The articles are declined depending on what type of gender AND function the nouns have in the sentence.
Mein is a possessive pronoun and is declined just as the indefinite article.
Here we have nominative: for masculine nouns it is for instance Mein Mann, for female nouns it is Meine Frau, for neuter nouns it is Mein Pferd.
There are numerous links on the web, search for "german indefinite article declension"
Darf ich bitte eine Frage stellen? In high school, my German teacher (From Austria) said that if "das" is being used to say "this/that" as opposed to "the", it is to be spelled "dass", note the two "s"'s... Is this the Austrian way of doing things, or has there been a spelling reform, or what???
Don't know about Austrian but I think that in German dass is only used as that in a purely grammatical function. It is a connector.
My English sentence I just used in this post says....I think that in German....
In that sentence that does not refer to anything. It is simply a grammatical concept used to connect the concept of ...I think .... to the rest of sentence ....in German.....
Basically I'm saying that dass is used to represent that only when that doesn't actually mean anything in itself. So your teacher was correct. When using that purely as a connector where it does not actually refer to anything, you use dass.
Otherwise use das.
That (das) is my understanding, that (dass) the difference is as I explained.
In this case Pferd is in the nominative case.
With the various forms of the verb to be. the subject and what looks a bit like the object are actually the same thing. Whatever this ends up being, it is the horse. The sentence tells us that. That means whatever the horse is, it is this. This and the horse are the same thing in this sentence so they are treated the same. That feature also applies to whatever modifies them.
Pferd is subject/nominative even though it is placed where we expect objects to be, so therefore the modifier mein is as well.
If you are interested in the technical terms and grammar rules about this, check out complement and copula on some English grammar pages.

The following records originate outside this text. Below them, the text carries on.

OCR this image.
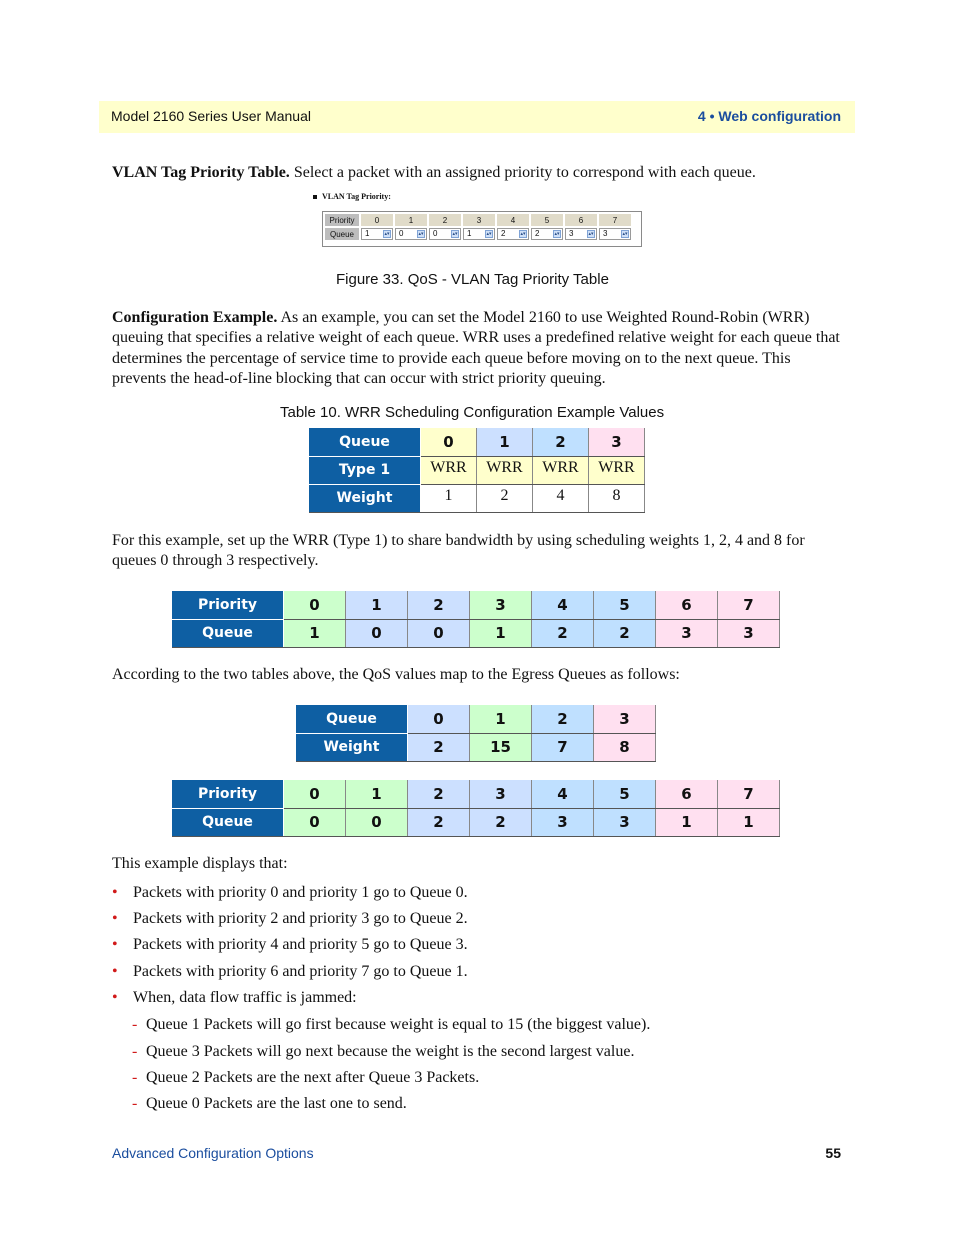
Model 2160 Series User Manual	4 • Web configuration

VLAN Tag Priority Table. Select a packet with an assigned priority to correspond with each queue.

VLAN Tag Priority:
Priority	0	1	2	3	4	5	6	7
Queue	1 ▴▾	0 ▴▾	0 ▴▾	1 ▴▾	2 ▴▾	2 ▴▾	3 ▴▾	3 ▴▾
Figure 33. QoS - VLAN Tag Priority Table

Configuration Example. As an example, you can set the Model 2160 to use Weighted Round-Robin (WRR) queuing that specifies a relative weight of each queue. WRR uses a predefined relative weight for each queue that determines the percentage of service time to provide each queue before moving on to the next queue. This prevents the head-of-line blocking that can occur with strict priority queuing.

Table 10. WRR Scheduling Configuration Example Values
Queue	0	1	2	3
Type 1	WRR	WRR	WRR	WRR
Weight	1	2	4	8

For this example, set up the WRR (Type 1) to share bandwidth by using scheduling weights 1, 2, 4 and 8 for queues 0 through 3 respectively.

Priority	0	1	2	3	4	5	6	7
Queue	1	0	0	1	2	2	3	3

According to the two tables above, the QoS values map to the Egress Queues as follows:

Queue	0	1	2	3
Weight	2	15	7	8
Priority	0	1	2	3	4	5	6	7
Queue	0	0	2	2	3	3	1	1

This example displays that:

• Packets with priority 0 and priority 1 go to Queue 0.
• Packets with priority 2 and priority 3 go to Queue 2.
• Packets with priority 4 and priority 5 go to Queue 3.
• Packets with priority 6 and priority 7 go to Queue 1.
• When, data flow traffic is jammed:
- Queue 1 Packets will go first because weight is equal to 15 (the biggest value).
- Queue 3 Packets will go next because the weight is the second largest value.
- Queue 2 Packets are the next after Queue 3 Packets.
- Queue 0 Packets are the last one to send.
Advanced Configuration Options	55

For it to be dative, as you suggest, the sentence would have to say that some action of the verb was being done to, for, at, in, by, with etc. the horse. But in this sentence it is the verb to be. There is no action or event concerning the horse (direct object/accusative) or .....(insert a preposition from the list I mentioned here)... the horse (indirect object/dative).
Some prepositions in German require the accusative case for what follows. Some prepositions require dative. Some take both. The better your understanding of the use of dative/accusative in English, the shorter the lists that you will have to memorize. If you know that with generates the dative in English and you know that mit means with, you won't have to include mit on any memory list because you already understand why mit takes the dative case in German.